Un bálsamo de perdón



 

 Por Eucaris Causil

 

En estos días, leía mi Biblia en la noche, y me llamó la atención el libro de Isaías, el capitulo 1 donde habla acerca de la desobediencia en que está sumergido Israel; el desconocimiento absoluto de su verdadero Dios y me conmovió como el Señor habla a través de Isaías, y en este texto pude observar a un Dios Todopoderoso, Omnipotente, quebrantado por la actitud de su pueblo.

Y hay un versículo que llama mucho más mi atención, Isaías 1; 5-6:

“Porqué querréis ser castigados aún? ¿Todavía os revelareis? Toda cabeza está enferma, y todo corazón doliente. Desde la planta del pie hasta la cabeza no hay en él cosa sana, sino herida hinchazón y podrida llaga; no están curadas, ni vendadas, ni suavizadas con aceite”

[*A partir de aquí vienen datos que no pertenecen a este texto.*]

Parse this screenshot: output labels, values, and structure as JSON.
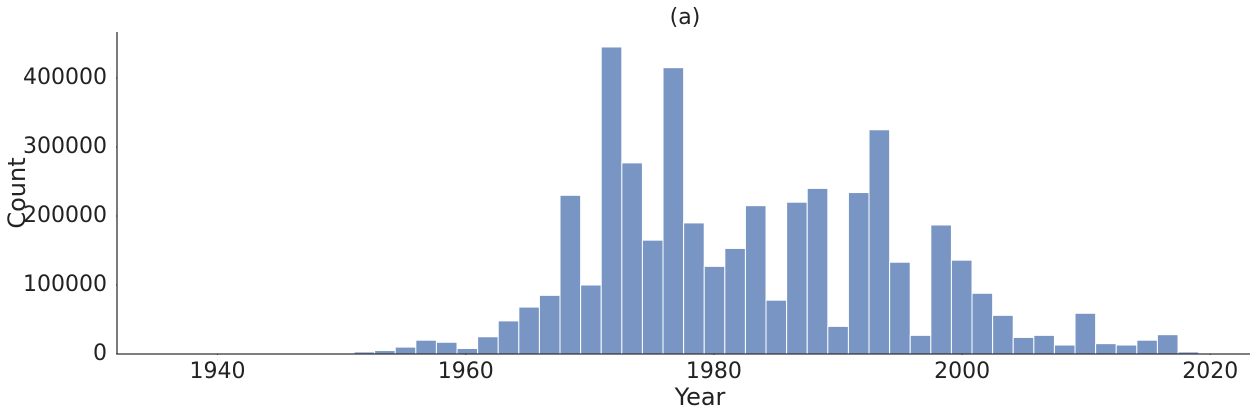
{
  "chart_data": {
    "type": "histogram",
    "title": "(a)",
    "x_label": "Year",
    "y_label": "Count",
    "bins": [
      1951.0,
      1952.66,
      1954.32,
      1955.98,
      1957.64,
      1959.3,
      1960.96,
      1962.62,
      1964.28,
      1965.94,
      1967.6,
      1969.26,
      1970.92,
      1972.58,
      1974.24,
      1975.9,
      1977.56,
      1979.22,
      1980.88,
      1982.54,
      1984.2,
      1985.86,
      1987.52,
      1989.18,
      1990.84,
      1992.5,
      1994.16,
      1995.82,
      1997.48,
      1999.14,
      2000.8,
      2002.46,
      2004.12,
      2005.78,
      2007.44,
      2009.1,
      2010.76,
      2012.42,
      2014.08,
      2015.74,
      2017.4,
      2019.06
    ],
    "values": [
      3000,
      5000,
      10000,
      20000,
      17000,
      8000,
      25000,
      48000,
      68000,
      85000,
      230000,
      100000,
      445000,
      277000,
      165000,
      415000,
      190000,
      127000,
      153000,
      215000,
      78000,
      220000,
      240000,
      40000,
      234000,
      325000,
      133000,
      27000,
      187000,
      136000,
      88000,
      56000,
      24000,
      27000,
      13000,
      59000,
      15000,
      13000,
      20000,
      28000,
      3000
    ],
    "color": "#7895c4",
    "xlim": [
      1931.9,
      2023.2
    ],
    "xticks": [
      1940,
      1960,
      1980,
      2000,
      2020
    ],
    "ylim": [
      0,
      466700
    ],
    "yticks": [
      0,
      100000,
      200000,
      300000,
      400000
    ],
    "grid": false
  }
}
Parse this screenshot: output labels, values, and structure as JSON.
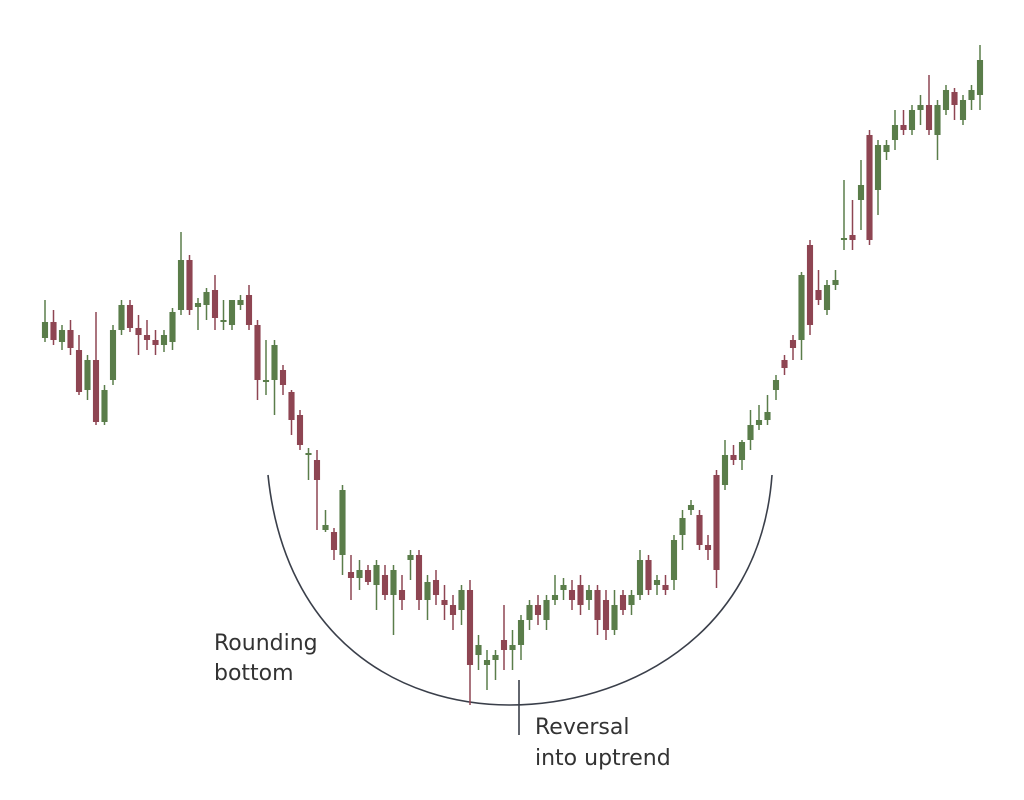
{
  "chart_data": {
    "type": "candlestick",
    "annotations": [
      [
        "Rounding",
        "bottom"
      ],
      [
        "Reversal",
        "into uptrend"
      ]
    ],
    "up_color": "#5a7d4a",
    "down_color": "#8e4552",
    "ylim": [
      0,
      800
    ],
    "ohlc": [
      [
        462,
        500,
        458,
        478
      ],
      [
        478,
        490,
        455,
        460
      ],
      [
        458,
        475,
        450,
        470
      ],
      [
        470,
        480,
        445,
        452
      ],
      [
        450,
        465,
        405,
        408
      ],
      [
        410,
        445,
        400,
        440
      ],
      [
        440,
        488,
        375,
        378
      ],
      [
        378,
        415,
        375,
        410
      ],
      [
        420,
        475,
        415,
        470
      ],
      [
        470,
        500,
        465,
        495
      ],
      [
        495,
        500,
        468,
        472
      ],
      [
        472,
        485,
        445,
        465
      ],
      [
        465,
        480,
        450,
        460
      ],
      [
        460,
        470,
        445,
        455
      ],
      [
        455,
        470,
        448,
        465
      ],
      [
        458,
        492,
        450,
        488
      ],
      [
        490,
        568,
        485,
        540
      ],
      [
        540,
        545,
        485,
        490
      ],
      [
        493,
        502,
        470,
        497
      ],
      [
        495,
        512,
        480,
        508
      ],
      [
        510,
        525,
        470,
        482
      ],
      [
        478,
        500,
        470,
        480
      ],
      [
        475,
        500,
        470,
        500
      ],
      [
        495,
        505,
        490,
        500
      ],
      [
        505,
        515,
        470,
        475
      ],
      [
        475,
        480,
        400,
        420
      ],
      [
        418,
        460,
        405,
        420
      ],
      [
        420,
        460,
        385,
        455
      ],
      [
        430,
        435,
        405,
        415
      ],
      [
        408,
        410,
        365,
        380
      ],
      [
        385,
        390,
        350,
        355
      ],
      [
        345,
        352,
        320,
        347
      ],
      [
        340,
        350,
        270,
        320
      ],
      [
        270,
        290,
        268,
        275
      ],
      [
        268,
        272,
        240,
        250
      ],
      [
        245,
        315,
        225,
        310
      ],
      [
        228,
        245,
        200,
        222
      ],
      [
        222,
        240,
        210,
        230
      ],
      [
        230,
        235,
        215,
        218
      ],
      [
        215,
        240,
        190,
        235
      ],
      [
        225,
        235,
        200,
        205
      ],
      [
        205,
        235,
        165,
        230
      ],
      [
        210,
        225,
        190,
        200
      ],
      [
        240,
        250,
        220,
        245
      ],
      [
        245,
        250,
        190,
        200
      ],
      [
        200,
        225,
        180,
        218
      ],
      [
        220,
        230,
        195,
        205
      ],
      [
        200,
        215,
        180,
        195
      ],
      [
        195,
        205,
        170,
        185
      ],
      [
        190,
        215,
        175,
        210
      ],
      [
        210,
        220,
        95,
        135
      ],
      [
        145,
        165,
        130,
        155
      ],
      [
        135,
        150,
        110,
        140
      ],
      [
        140,
        150,
        120,
        145
      ],
      [
        160,
        195,
        130,
        150
      ],
      [
        150,
        170,
        130,
        155
      ],
      [
        155,
        185,
        140,
        180
      ],
      [
        180,
        200,
        170,
        195
      ],
      [
        195,
        205,
        175,
        185
      ],
      [
        180,
        205,
        170,
        200
      ],
      [
        200,
        225,
        195,
        205
      ],
      [
        210,
        222,
        200,
        215
      ],
      [
        210,
        220,
        190,
        200
      ],
      [
        215,
        225,
        185,
        195
      ],
      [
        200,
        215,
        190,
        210
      ],
      [
        210,
        215,
        165,
        180
      ],
      [
        200,
        210,
        160,
        170
      ],
      [
        170,
        210,
        165,
        195
      ],
      [
        205,
        210,
        185,
        190
      ],
      [
        195,
        210,
        185,
        205
      ],
      [
        205,
        250,
        200,
        240
      ],
      [
        240,
        245,
        205,
        210
      ],
      [
        215,
        225,
        205,
        220
      ],
      [
        215,
        225,
        205,
        210
      ],
      [
        220,
        265,
        210,
        260
      ],
      [
        265,
        290,
        250,
        282
      ],
      [
        290,
        300,
        285,
        295
      ],
      [
        285,
        290,
        250,
        255
      ],
      [
        255,
        265,
        240,
        250
      ],
      [
        325,
        330,
        212,
        230
      ],
      [
        315,
        360,
        310,
        345
      ],
      [
        345,
        355,
        335,
        340
      ],
      [
        340,
        360,
        330,
        358
      ],
      [
        360,
        390,
        350,
        375
      ],
      [
        375,
        395,
        370,
        380
      ],
      [
        380,
        405,
        375,
        388
      ],
      [
        410,
        425,
        400,
        420
      ],
      [
        440,
        445,
        425,
        432
      ],
      [
        460,
        465,
        440,
        452
      ],
      [
        460,
        528,
        440,
        525
      ],
      [
        555,
        560,
        465,
        475
      ],
      [
        510,
        530,
        495,
        500
      ],
      [
        490,
        520,
        485,
        515
      ],
      [
        515,
        530,
        510,
        520
      ],
      [
        560,
        620,
        550,
        562
      ],
      [
        565,
        600,
        550,
        560
      ],
      [
        600,
        640,
        570,
        615
      ],
      [
        665,
        670,
        555,
        560
      ],
      [
        610,
        660,
        585,
        655
      ],
      [
        648,
        660,
        640,
        655
      ],
      [
        660,
        690,
        650,
        675
      ],
      [
        675,
        690,
        665,
        670
      ],
      [
        670,
        695,
        665,
        690
      ],
      [
        690,
        705,
        675,
        695
      ],
      [
        695,
        725,
        665,
        670
      ],
      [
        665,
        700,
        640,
        695
      ],
      [
        690,
        715,
        685,
        710
      ],
      [
        708,
        712,
        680,
        695
      ],
      [
        680,
        705,
        675,
        700
      ],
      [
        700,
        715,
        690,
        710
      ],
      [
        705,
        755,
        690,
        740
      ]
    ]
  }
}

Y analizo como no hay diferencia entre el Israel de esa época y el mundo actual.

 

Toda guerra, toda separación y toda situación que incite a hacer el mal al prójimo, está basado en un rencor, en odio, en un mal entendido, en una intolerancia, en un deseo de dañar. Dice el Señor: "toda cabeza está doliente"; hoy nos podemos observar en nuestro interior y quiero que pensemos en las heridas que tenemos sin vendar, en la hemorragia emocional que no hemos atendido y en la llaga en nuestro interior que no sana. ¿Cómo nos encontramos el día de hoy? ¿podemos afirmar que realmente estamos sanados?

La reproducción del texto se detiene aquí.